“Things are never as they seem.”
This writing prompt inspired a valuable lesson that I learned as an artist. We all have inner critics whose voices don’t serve our highest good. Learning how to quiet those voices is an ongoing challenge in life as well as art.
“What gaudy colors!”
“There’s way too much definition and those shapes don’t work!”
“Who am I kidding calling myself an artist?”
This all too familiar conference of critics called out their insults as I stared back at my canvas.
For weeks I’d been struggling with a large painting and I began to hate it. It was an abstract composition based on tropical plant forms. I had been inspired at first, but the painting had become complex. I lost myself in a mesh of colors, lines and shapes. After a while, I just couldn’t see it clearly. The more I worked on it, the more I thought of it as a failure. “It’s probably the ugliest thing I ever painted”, I thought to my horror.

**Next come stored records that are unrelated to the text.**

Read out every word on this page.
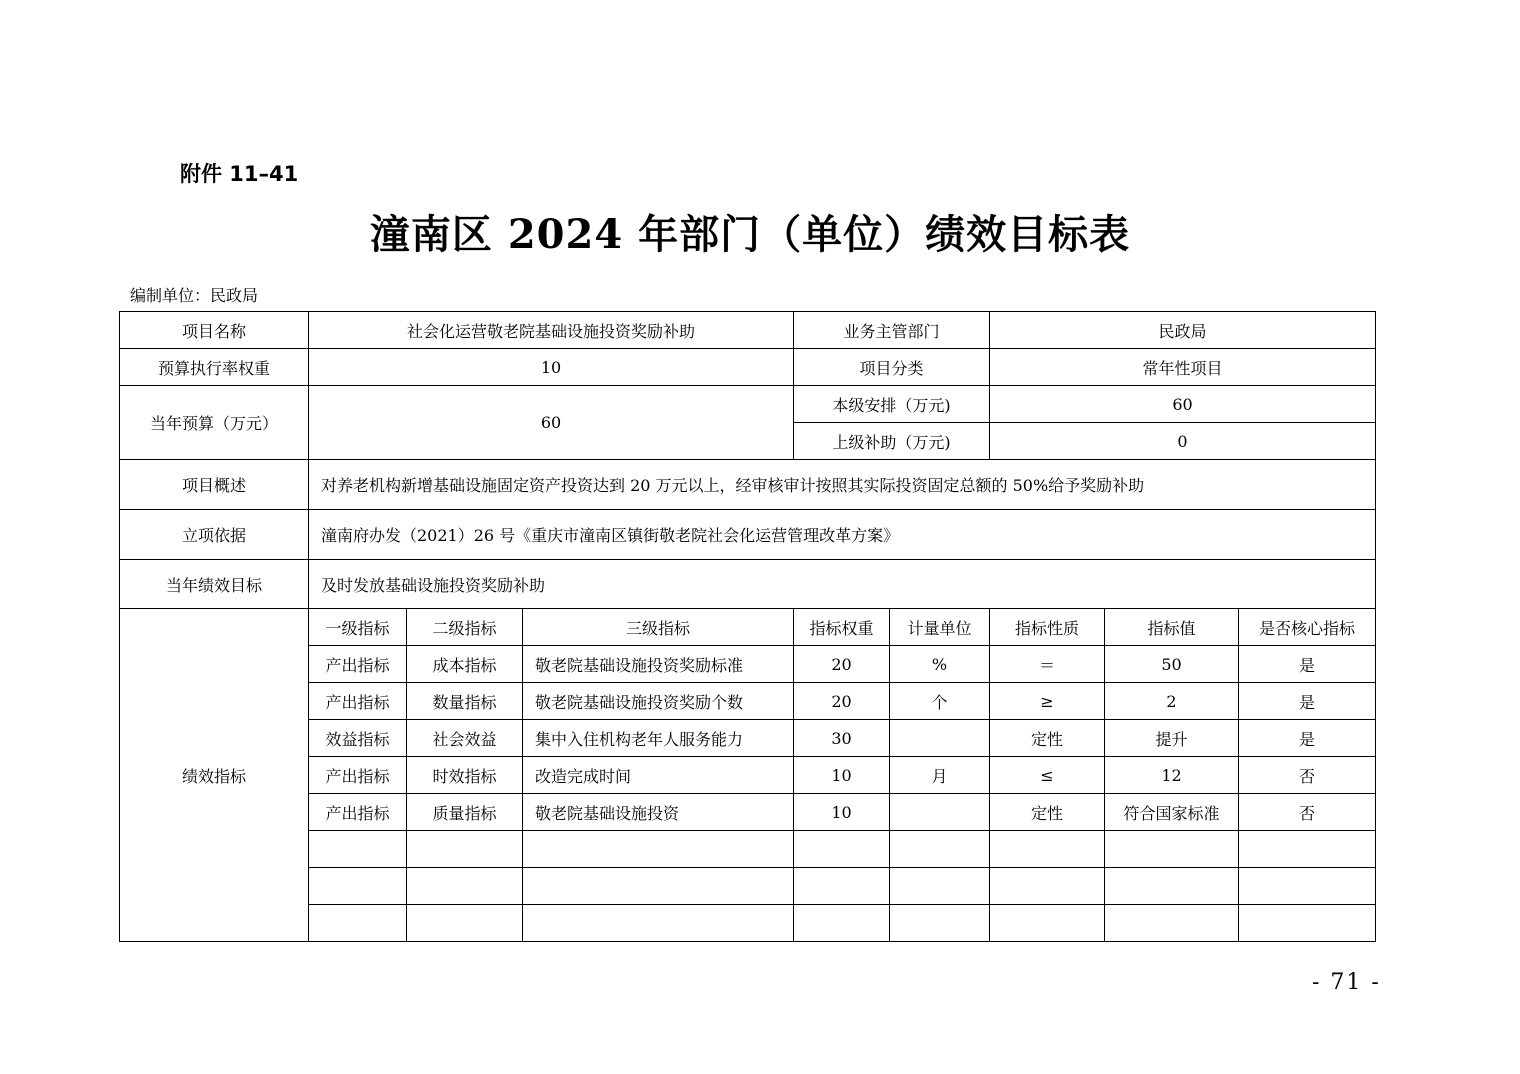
附件 11–41
潼南区 2024 年部门（单位）绩效目标表
编制单位：民政局
项目名称	社会化运营敬老院基础设施投资奖励补助			业务主管部门		民政局		
预算执行率权重	10			项目分类		常年性项目		
当年预算（万元）	60			本级安排（万元)		60		
				上级补助（万元)		0		
项目概述	对养老机构新增基础设施固定资产投资达到 20 万元以上，经审核审计按照其实际投资固定总额的 50%给予奖励补助							
立项依据	潼南府办发（2021）26 号《重庆市潼南区镇街敬老院社会化运营管理改革方案》							
当年绩效目标	及时发放基础设施投资奖励补助							
绩效指标	一级指标	二级指标	三级指标	指标权重	计量单位	指标性质	指标值	是否核心指标
	产出指标	成本指标	敬老院基础设施投资奖励标准	20	%	＝	50	是
	产出指标	数量指标	敬老院基础设施投资奖励个数	20	个	≥	2	是
	效益指标	社会效益	集中入住机构老年人服务能力	30		定性	提升	是
	产出指标	时效指标	改造完成时间	10	月	≤	12	否
	产出指标	质量指标	敬老院基础设施投资	10		定性	符合国家标准	否

- 71 -
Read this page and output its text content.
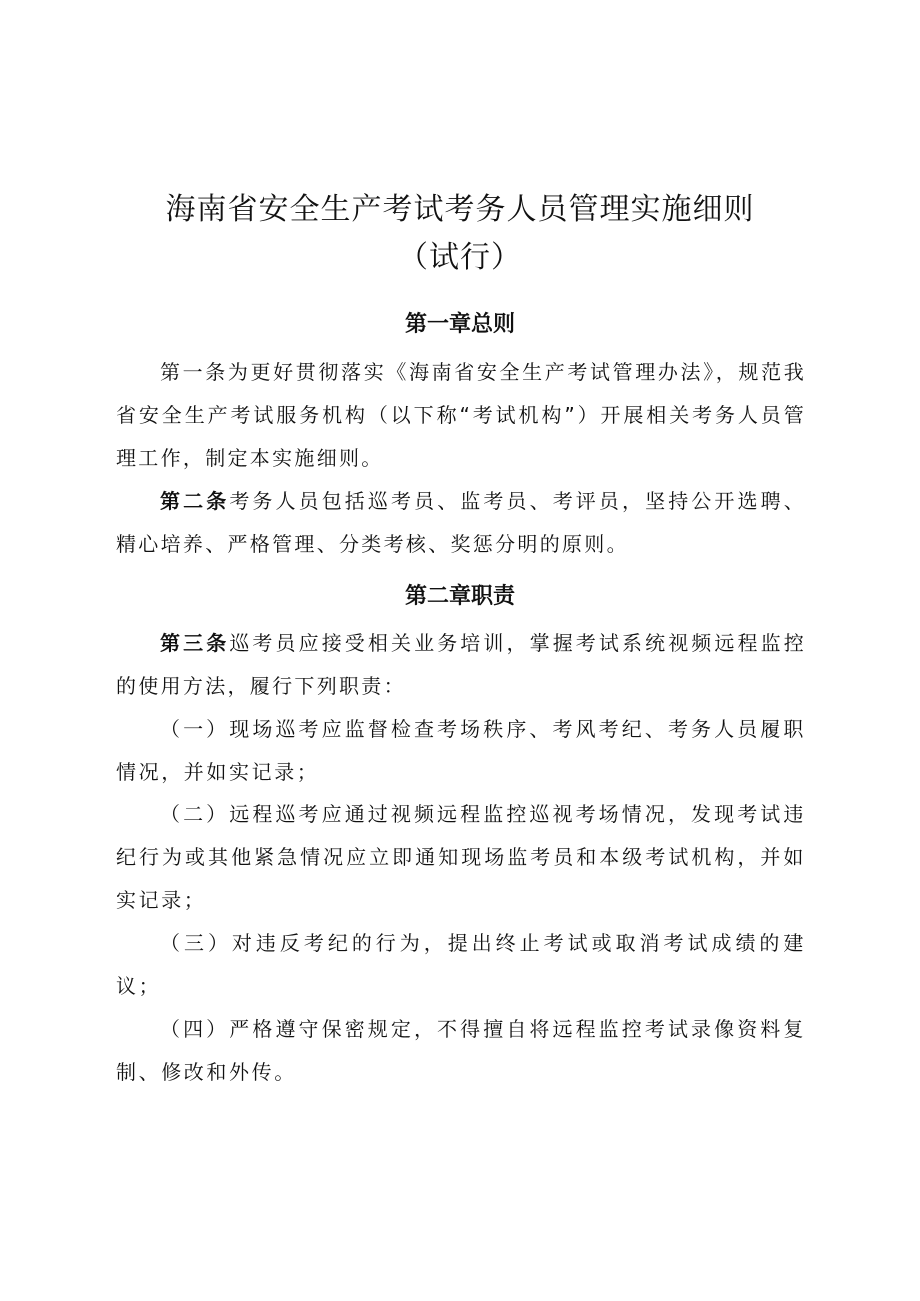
海南省安全生产考试考务人员管理实施细则
（试行）
第一章总则

第一条为更好贯彻落实《海南省安全生产考试管理办法》，规范我省安全生产考试服务机构（以下称“考试机构”）开展相关考务人员管理工作，制定本实施细则。

第二条考务人员包括巡考员、监考员、考评员，坚持公开选聘、精心培养、严格管理、分类考核、奖惩分明的原则。

第二章职责

第三条巡考员应接受相关业务培训，掌握考试系统视频远程监控的使用方法，履行下列职责：

（一）现场巡考应监督检查考场秩序、考风考纪、考务人员履职情况，并如实记录；

（二）远程巡考应通过视频远程监控巡视考场情况，发现考试违纪行为或其他紧急情况应立即通知现场监考员和本级考试机构，并如实记录；

（三）对违反考纪的行为，提出终止考试或取消考试成绩的建议；

（四）严格遵守保密规定，不得擅自将远程监控考试录像资料复制、修改和外传。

I couldn’t look at it any longer. Finally I wrapped it up and hauled the painting down to my storage unit. I turned it to face the wall so that no-one could see it, not even my other stored objects. Shutting the light off and locking the door behind me, I walked away thinking I could paint much better than that.

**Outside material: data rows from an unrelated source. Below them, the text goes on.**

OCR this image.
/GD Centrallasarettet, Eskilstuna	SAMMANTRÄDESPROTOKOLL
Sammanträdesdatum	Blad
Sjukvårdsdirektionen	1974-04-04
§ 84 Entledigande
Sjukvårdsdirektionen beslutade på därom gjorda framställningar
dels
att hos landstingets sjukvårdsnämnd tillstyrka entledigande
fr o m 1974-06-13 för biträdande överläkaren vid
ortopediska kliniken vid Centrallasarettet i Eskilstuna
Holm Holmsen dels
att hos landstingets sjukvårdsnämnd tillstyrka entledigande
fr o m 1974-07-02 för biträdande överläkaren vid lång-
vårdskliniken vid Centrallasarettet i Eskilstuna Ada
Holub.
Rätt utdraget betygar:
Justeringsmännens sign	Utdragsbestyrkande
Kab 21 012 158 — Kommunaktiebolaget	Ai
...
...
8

A year passed before I looked at my painting again.
I’d been searching for something that I had stored away when I spied the back of that canvas squeezed tight against the side of the wall.
I had forgotten about it.
Pulling the canvas out of hiding I held it out to the light of day and looked at it anew. My eyes were met by an array of exotic shapes, juicy colors, a celebration of tropical flora. “What an amazing painting!” I thought.
The critics were silent. I could see my artwork with truly fresh eyes… with objective eyes.
It needed just a few strokes to complete it and I soon sold it at by next show. It’s still one of my favorites.